On with the impossible, then.

From my tiny perch in these vast phantasmagoria the eons of rock look poured, shaped in staggering turrets, arches, pinnacles, long-backed fins, steeples and tiny swirls of red Dairy queen cones and fidgety funny little top-knots of sandstone that make me think of Jane Eyre. ("All these topknots must come off.") I find all the West phenomenal and endlessly full of surprises, but what I love most about Canyonlands is how the trees and vegetation grow up out of the armpits, potholes, cracks and scooped-out shells of sandstone. (Yesterday, hiking over miles of slickrock, suddenly I went up a few feet of "steps"and came face to face with an enormous pinon juniper, curled into a huge sandstone bowl. A Zen master couldn't have arranged it better.)

The dark forest greens glow from the orange and red, make this otherworld country feel eerily like home. The rock rhymes with the trees, the trees -- as the ranger-professor explained -- breathe out water, transpire, keep the rock agile, from the tiny tap root of the tall cottonwood to the huge roots of the pinon juniper and pine. These, by the way, are more than half of the tree's mass, invisible underground, connecting under this rock, this damp clay earth as I make a way back through the field, where the water has pooled up and trickles of the canyon wren songs are starting to bounce through the walls, and I head over towards the dry canyon, a stone's throw across the road, two canyons in the thousands of canyons, so utterly different, nestled one against the other.

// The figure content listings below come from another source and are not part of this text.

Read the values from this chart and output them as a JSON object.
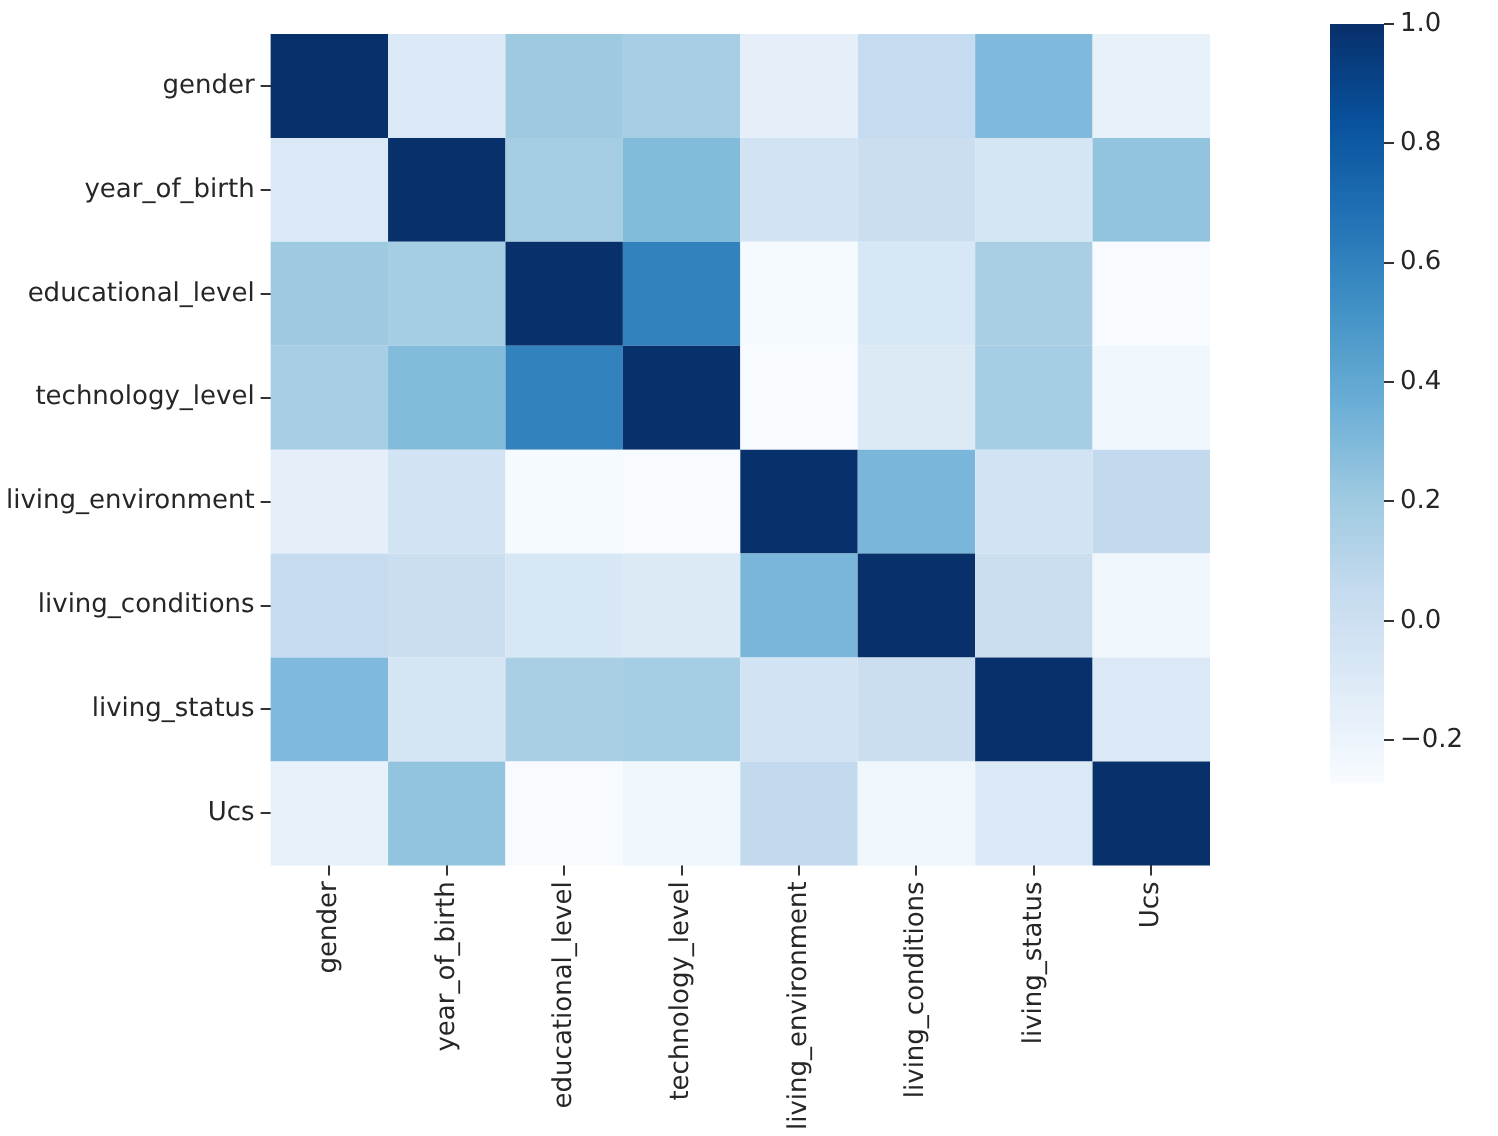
{
  "chart_data": {
    "type": "heatmap",
    "categories": [
      "gender",
      "year_of_birth",
      "educational_level",
      "technology_level",
      "living_environment",
      "living_conditions",
      "living_status",
      "Ucs"
    ],
    "y_categories": [
      "gender",
      "year_of_birth",
      "educational_level",
      "technology_level",
      "living_environment",
      "living_conditions",
      "living_status",
      "Ucs"
    ],
    "cells": [
      [
        1,
        -0.09,
        0.21,
        0.17,
        -0.15,
        0.05,
        0.3,
        -0.17
      ],
      [
        -0.09,
        1,
        0.18,
        0.29,
        -0.03,
        0.02,
        -0.05,
        0.24
      ],
      [
        0.21,
        0.18,
        1,
        0.6,
        -0.26,
        -0.07,
        0.16,
        -0.27
      ],
      [
        0.17,
        0.29,
        0.6,
        1,
        -0.27,
        -0.1,
        0.18,
        -0.22
      ],
      [
        -0.15,
        -0.03,
        -0.26,
        -0.27,
        1,
        0.32,
        -0.03,
        0.06
      ],
      [
        0.05,
        0.02,
        -0.07,
        -0.1,
        0.32,
        1,
        0.02,
        -0.22
      ],
      [
        0.3,
        -0.05,
        0.16,
        0.18,
        -0.03,
        0.02,
        1,
        -0.09
      ],
      [
        -0.17,
        0.24,
        -0.27,
        -0.22,
        0.06,
        -0.22,
        -0.09,
        1
      ]
    ],
    "clim": [
      -0.27,
      1
    ],
    "cticks": [
      {
        "value": -0.2,
        "label": "−0.2"
      },
      {
        "value": 0,
        "label": "0.0"
      },
      {
        "value": 0.2,
        "label": "0.2"
      },
      {
        "value": 0.4,
        "label": "0.4"
      },
      {
        "value": 0.6,
        "label": "0.6"
      },
      {
        "value": 0.8,
        "label": "0.8"
      },
      {
        "value": 1,
        "label": "1.0"
      }
    ]
  }
}
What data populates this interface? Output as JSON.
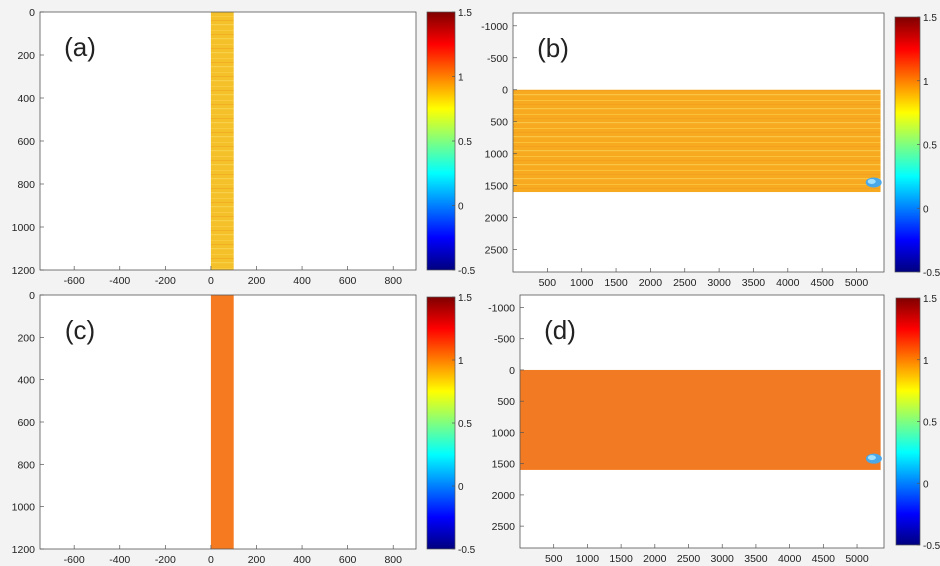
{
  "colormap": {
    "stops": [
      "#00007f",
      "#0000ff",
      "#007fff",
      "#00ffff",
      "#7fff7f",
      "#ffff00",
      "#ff7f00",
      "#ff0000",
      "#7f0000"
    ]
  },
  "chart_data": [
    {
      "id": "a",
      "type": "heatmap",
      "label": "(a)",
      "xlim": [
        -750,
        900
      ],
      "ylim": [
        0,
        1200
      ],
      "y_reversed": true,
      "xticks": [
        -600,
        -400,
        -200,
        0,
        200,
        400,
        600,
        800
      ],
      "yticks": [
        0,
        200,
        400,
        600,
        800,
        1000,
        1200
      ],
      "clim": [
        -0.5,
        1.5
      ],
      "cticks": [
        -0.5,
        0,
        0.5,
        1,
        1.5
      ],
      "filled_region": {
        "x": [
          0,
          100
        ],
        "y": [
          0,
          1200
        ],
        "value": 0.85,
        "color": "#f4c12a",
        "striped": true
      },
      "anomaly": null
    },
    {
      "id": "b",
      "type": "heatmap",
      "label": "(b)",
      "xlim": [
        0,
        5400
      ],
      "ylim": [
        -1200,
        2850
      ],
      "y_reversed": true,
      "xticks": [
        500,
        1000,
        1500,
        2000,
        2500,
        3000,
        3500,
        4000,
        4500,
        5000
      ],
      "yticks": [
        -1000,
        -500,
        0,
        500,
        1000,
        1500,
        2000,
        2500
      ],
      "clim": [
        -0.5,
        1.5
      ],
      "cticks": [
        -0.5,
        0,
        0.5,
        1,
        1.5
      ],
      "filled_region": {
        "x": [
          0,
          5350
        ],
        "y": [
          0,
          1600
        ],
        "value": 0.95,
        "color": "#f7aa20",
        "striped": true
      },
      "anomaly": {
        "x": 5250,
        "y": 1450,
        "value": 0.3
      }
    },
    {
      "id": "c",
      "type": "heatmap",
      "label": "(c)",
      "xlim": [
        -750,
        900
      ],
      "ylim": [
        0,
        1200
      ],
      "y_reversed": true,
      "xticks": [
        -600,
        -400,
        -200,
        0,
        200,
        400,
        600,
        800
      ],
      "yticks": [
        0,
        200,
        400,
        600,
        800,
        1000,
        1200
      ],
      "clim": [
        -0.5,
        1.5
      ],
      "cticks": [
        -0.5,
        0,
        0.5,
        1,
        1.5
      ],
      "filled_region": {
        "x": [
          0,
          100
        ],
        "y": [
          0,
          1200
        ],
        "value": 1.1,
        "color": "#f57a20",
        "striped": false
      },
      "anomaly": null
    },
    {
      "id": "d",
      "type": "heatmap",
      "label": "(d)",
      "xlim": [
        0,
        5400
      ],
      "ylim": [
        -1200,
        2850
      ],
      "y_reversed": true,
      "xticks": [
        500,
        1000,
        1500,
        2000,
        2500,
        3000,
        3500,
        4000,
        4500,
        5000
      ],
      "yticks": [
        -1000,
        -500,
        0,
        500,
        1000,
        1500,
        2000,
        2500
      ],
      "clim": [
        -0.5,
        1.5
      ],
      "cticks": [
        -0.5,
        0,
        0.5,
        1,
        1.5
      ],
      "filled_region": {
        "x": [
          0,
          5350
        ],
        "y": [
          0,
          1600
        ],
        "value": 1.1,
        "color": "#f27a22",
        "striped": false
      },
      "anomaly": {
        "x": 5250,
        "y": 1420,
        "value": 0.3
      }
    }
  ]
}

Still thinking about the trees and the ranger talk. It's thought that the puebloan tribes that were here until 1300, and the people in Chaco Canyon (where, I remember, many of the beams are still holding) cut down all the pinon and juniper, which took centuries to grow back, and -- yet another of the myriad swirling theories -- they left because they'd cut down all the trees and had to travel many miles to bring in wood. It should not comfort me, but does, that the tribes, who lived every breath in this land, may have made the same mistakes we've made in cutting down 98% of our old growth. Juniper especially resists rot, and both woods, when you hold a chunk of them in your hand, are extraordinarily hard, and almost unimaginably fragrant. Irresistible. Their foilage was boiled as medicine for stomachaches, eyesores, a long list of stuff, every part of the tree used, I think, to eat, drink, take in, its very soul.

The feeling I have in the great stillness of these canyons is of being part of something near and incomprehensible. We write what we know, Grace Paley said, about what we don't know, and I've just gotten a whiff of how these dark green trees, which are almost like stains against the massive rock, hold the very air, sandstone, and my own body. White morning clouds are blowing over the varnished black lips of the red canyon. To sustain something is to hold it.